A ausência dessa formalização torna o processo de inventário extremamente litigioso, pois os demais herdeiros podem tentar invalidar o vínculo de afeto para impedir a divisão da herança.
Um Novo Paradigma para o Planejamento Sucessório
A multiparentalidade é um fato social que o Direito finalmente abraçou. As decisões do STF e, mais recentemente, do STJ, confirmam que o reconhecimento de múltiplos vínculos parentais gera efeitos jurídicos plenos, complexos e irrestritos, especialmente no campo sucessório.

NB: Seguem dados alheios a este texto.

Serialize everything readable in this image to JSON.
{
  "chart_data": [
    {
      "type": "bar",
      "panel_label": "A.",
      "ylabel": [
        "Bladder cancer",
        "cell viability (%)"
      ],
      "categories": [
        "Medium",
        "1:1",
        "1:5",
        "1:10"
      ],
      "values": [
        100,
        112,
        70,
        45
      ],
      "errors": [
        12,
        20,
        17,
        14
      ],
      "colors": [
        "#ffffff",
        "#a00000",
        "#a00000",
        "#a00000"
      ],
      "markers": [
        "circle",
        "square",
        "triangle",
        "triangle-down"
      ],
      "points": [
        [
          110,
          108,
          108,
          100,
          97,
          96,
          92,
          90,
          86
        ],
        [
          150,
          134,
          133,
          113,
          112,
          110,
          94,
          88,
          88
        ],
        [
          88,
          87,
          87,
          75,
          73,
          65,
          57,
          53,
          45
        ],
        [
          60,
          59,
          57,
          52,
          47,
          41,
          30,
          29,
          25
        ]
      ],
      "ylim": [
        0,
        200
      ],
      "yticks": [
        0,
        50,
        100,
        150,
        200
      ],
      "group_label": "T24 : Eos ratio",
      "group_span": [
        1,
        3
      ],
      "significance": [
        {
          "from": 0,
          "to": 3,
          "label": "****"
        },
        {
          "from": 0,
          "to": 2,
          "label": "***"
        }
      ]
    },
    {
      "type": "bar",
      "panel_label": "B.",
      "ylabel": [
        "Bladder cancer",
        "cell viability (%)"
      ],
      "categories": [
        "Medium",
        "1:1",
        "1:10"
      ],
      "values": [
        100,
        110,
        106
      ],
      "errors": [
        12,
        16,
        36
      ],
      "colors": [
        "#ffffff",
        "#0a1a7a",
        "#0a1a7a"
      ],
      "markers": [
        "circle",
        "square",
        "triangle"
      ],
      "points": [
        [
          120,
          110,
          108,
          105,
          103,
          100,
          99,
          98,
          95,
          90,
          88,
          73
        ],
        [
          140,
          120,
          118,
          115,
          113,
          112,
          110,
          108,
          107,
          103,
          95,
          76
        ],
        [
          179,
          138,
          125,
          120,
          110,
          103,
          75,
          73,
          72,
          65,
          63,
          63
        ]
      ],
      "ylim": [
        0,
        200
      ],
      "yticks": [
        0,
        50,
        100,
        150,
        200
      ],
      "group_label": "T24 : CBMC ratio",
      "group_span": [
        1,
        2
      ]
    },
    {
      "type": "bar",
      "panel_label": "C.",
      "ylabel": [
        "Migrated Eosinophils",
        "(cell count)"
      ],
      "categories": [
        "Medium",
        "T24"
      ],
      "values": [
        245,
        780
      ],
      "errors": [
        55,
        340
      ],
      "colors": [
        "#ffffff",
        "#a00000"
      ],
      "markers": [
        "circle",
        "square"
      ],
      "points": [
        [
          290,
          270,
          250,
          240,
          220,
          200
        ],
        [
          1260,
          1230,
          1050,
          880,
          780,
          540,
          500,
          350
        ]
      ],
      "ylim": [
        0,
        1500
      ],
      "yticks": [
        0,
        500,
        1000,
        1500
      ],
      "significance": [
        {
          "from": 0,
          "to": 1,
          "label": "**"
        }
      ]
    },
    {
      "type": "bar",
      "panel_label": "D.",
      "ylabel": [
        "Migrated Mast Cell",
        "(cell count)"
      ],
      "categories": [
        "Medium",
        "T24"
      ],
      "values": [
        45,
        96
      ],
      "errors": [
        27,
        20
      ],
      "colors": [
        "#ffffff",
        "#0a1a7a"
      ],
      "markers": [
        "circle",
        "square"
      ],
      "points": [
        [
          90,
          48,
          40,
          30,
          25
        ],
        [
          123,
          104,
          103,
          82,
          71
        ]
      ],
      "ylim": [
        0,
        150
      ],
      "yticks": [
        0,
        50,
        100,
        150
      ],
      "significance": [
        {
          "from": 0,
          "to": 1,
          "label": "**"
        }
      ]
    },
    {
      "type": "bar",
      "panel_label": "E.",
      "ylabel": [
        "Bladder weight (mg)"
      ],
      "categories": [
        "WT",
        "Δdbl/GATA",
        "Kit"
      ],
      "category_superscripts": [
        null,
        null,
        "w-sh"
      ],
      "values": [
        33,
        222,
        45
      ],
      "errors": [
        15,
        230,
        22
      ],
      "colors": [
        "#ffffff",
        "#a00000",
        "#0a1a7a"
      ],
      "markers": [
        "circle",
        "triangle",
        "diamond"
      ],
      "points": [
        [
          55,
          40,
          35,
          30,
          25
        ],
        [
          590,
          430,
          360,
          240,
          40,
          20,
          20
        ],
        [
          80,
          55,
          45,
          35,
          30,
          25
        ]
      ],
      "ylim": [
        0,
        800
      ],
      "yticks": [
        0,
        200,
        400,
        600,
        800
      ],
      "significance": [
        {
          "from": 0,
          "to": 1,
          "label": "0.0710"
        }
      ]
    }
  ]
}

O afeto, uma vez reconhecido legalmente, gera os mesmos direitos e deveres que o vínculo biológico, e a herança é a consequência patrimonial direta dessa realidade. Estamos vivenciando a construção de uma nova jurisprudência, onde casos reais moldam o futuro do Direito Sucessório.
Navegar por um inventário ou um planejamento patrimonial que envolve a multiparentalidade exige conhecimento técnico profundo e atualizado sobre essas decisões recentes. A complexidade da matéria e o alto grau de litígio exigem assessoria jurídica especializada.